On Fri, Jan 11, 2013 at 10:26 PM, Keith Keller < kkeller@wombat.san-francisco.ca.us> wrote:
On 2013-01-12, SilverTip257 silvertip257@gmail.com wrote:
You mentioned about it running with other people changing files ... it works ok for me. I have gigabytes of backups that get rsynced in the
early
to late morning ... not always are backups completely finished when rsync scans the files. So it picks up on it when the cronjob runs the sync a
few
hours later.
Since rsnapshot uses rsync under the hood, this strategy works for rsnapshot as well. The only real hiccup is if a user deletes a file between when it's scheduled to be synced and when rsync actuall reaches it to sync, rsync might produce a harmless error message.

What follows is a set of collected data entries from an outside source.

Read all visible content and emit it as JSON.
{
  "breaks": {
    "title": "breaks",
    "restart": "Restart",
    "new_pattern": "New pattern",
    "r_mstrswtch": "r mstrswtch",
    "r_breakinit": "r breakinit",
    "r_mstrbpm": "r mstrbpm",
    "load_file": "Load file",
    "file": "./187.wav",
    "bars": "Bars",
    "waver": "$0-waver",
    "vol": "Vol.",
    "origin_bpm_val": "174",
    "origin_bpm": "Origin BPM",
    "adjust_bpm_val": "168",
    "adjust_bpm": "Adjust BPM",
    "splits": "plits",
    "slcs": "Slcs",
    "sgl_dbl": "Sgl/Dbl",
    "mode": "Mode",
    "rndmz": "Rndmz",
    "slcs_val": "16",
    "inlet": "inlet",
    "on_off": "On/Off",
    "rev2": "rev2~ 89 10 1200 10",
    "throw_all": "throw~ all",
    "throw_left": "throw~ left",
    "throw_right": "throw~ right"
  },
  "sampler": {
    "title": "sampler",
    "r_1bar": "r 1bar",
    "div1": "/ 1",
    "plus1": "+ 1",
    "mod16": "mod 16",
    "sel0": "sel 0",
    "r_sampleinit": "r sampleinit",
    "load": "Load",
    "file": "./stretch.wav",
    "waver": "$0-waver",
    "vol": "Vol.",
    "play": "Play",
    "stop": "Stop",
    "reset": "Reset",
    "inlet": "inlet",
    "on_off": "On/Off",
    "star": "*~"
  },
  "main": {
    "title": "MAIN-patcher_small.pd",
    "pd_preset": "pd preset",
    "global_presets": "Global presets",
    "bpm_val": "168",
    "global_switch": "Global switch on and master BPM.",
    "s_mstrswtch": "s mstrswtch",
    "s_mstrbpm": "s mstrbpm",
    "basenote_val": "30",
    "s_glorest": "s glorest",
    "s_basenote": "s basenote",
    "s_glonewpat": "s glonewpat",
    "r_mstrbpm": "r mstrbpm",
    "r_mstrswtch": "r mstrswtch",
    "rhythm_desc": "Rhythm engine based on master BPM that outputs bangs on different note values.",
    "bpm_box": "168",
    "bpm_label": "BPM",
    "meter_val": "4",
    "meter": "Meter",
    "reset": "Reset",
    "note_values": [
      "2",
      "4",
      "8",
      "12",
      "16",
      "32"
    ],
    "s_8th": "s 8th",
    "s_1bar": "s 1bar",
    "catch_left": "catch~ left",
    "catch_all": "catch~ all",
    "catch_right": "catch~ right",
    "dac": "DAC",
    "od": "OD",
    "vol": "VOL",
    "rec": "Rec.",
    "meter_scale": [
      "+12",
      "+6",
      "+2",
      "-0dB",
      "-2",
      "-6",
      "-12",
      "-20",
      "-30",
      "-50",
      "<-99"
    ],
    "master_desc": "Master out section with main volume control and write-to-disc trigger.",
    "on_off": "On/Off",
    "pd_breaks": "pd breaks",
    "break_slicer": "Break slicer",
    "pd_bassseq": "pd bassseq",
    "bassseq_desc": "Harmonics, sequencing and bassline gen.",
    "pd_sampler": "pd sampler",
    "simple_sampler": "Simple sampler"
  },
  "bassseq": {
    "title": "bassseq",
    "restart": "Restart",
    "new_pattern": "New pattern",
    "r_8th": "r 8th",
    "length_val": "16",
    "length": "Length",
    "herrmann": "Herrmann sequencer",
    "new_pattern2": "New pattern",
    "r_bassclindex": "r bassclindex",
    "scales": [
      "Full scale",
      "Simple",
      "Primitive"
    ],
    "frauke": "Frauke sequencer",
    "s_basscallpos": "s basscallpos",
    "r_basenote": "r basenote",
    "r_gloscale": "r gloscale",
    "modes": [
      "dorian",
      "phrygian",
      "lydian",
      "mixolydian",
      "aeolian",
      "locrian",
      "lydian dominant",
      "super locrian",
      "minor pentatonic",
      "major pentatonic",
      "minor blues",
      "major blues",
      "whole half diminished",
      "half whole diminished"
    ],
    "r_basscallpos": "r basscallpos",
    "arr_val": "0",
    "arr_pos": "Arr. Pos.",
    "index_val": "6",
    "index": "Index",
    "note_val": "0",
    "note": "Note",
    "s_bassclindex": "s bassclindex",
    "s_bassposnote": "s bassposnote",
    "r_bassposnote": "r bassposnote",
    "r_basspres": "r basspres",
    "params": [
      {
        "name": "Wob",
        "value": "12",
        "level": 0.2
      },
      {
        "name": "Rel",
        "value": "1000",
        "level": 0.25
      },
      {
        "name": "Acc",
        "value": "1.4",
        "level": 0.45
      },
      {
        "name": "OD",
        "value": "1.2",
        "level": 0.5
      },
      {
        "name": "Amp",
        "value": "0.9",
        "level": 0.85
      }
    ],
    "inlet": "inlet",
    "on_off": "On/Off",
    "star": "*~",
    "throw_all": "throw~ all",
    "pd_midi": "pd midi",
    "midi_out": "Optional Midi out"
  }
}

Yep, a harmless error message.
*** You may have to run rsync as root with sudo to preserve all permissions/ownership. *** At work we have it locked down in sudoers to do so. It was a setup that predated my employment there, so I don't know if running it as root was necessary. Using SSH keys for auth.
You can also use an OpenVPN tunnel and NFS mount with no_root_squash. I like this method a lot because the mount can be made read-only, to ensure that no source data ever gets accidentally clobbered. With an ssh key there's a risk (probably minimal, but nonzero) that a fumblefingers might delete some data on the wrong side.
NFS over a VPN tunnel isn't a bad idea -- being able to make the mount read-only can be beneficial.
True, a risk is present if one is manually syncing the data. I run my routine/daily rsyncs via a cronjob, so once it's set it is not going to get fumbled. ;) --dry-run is important to test before clobbering.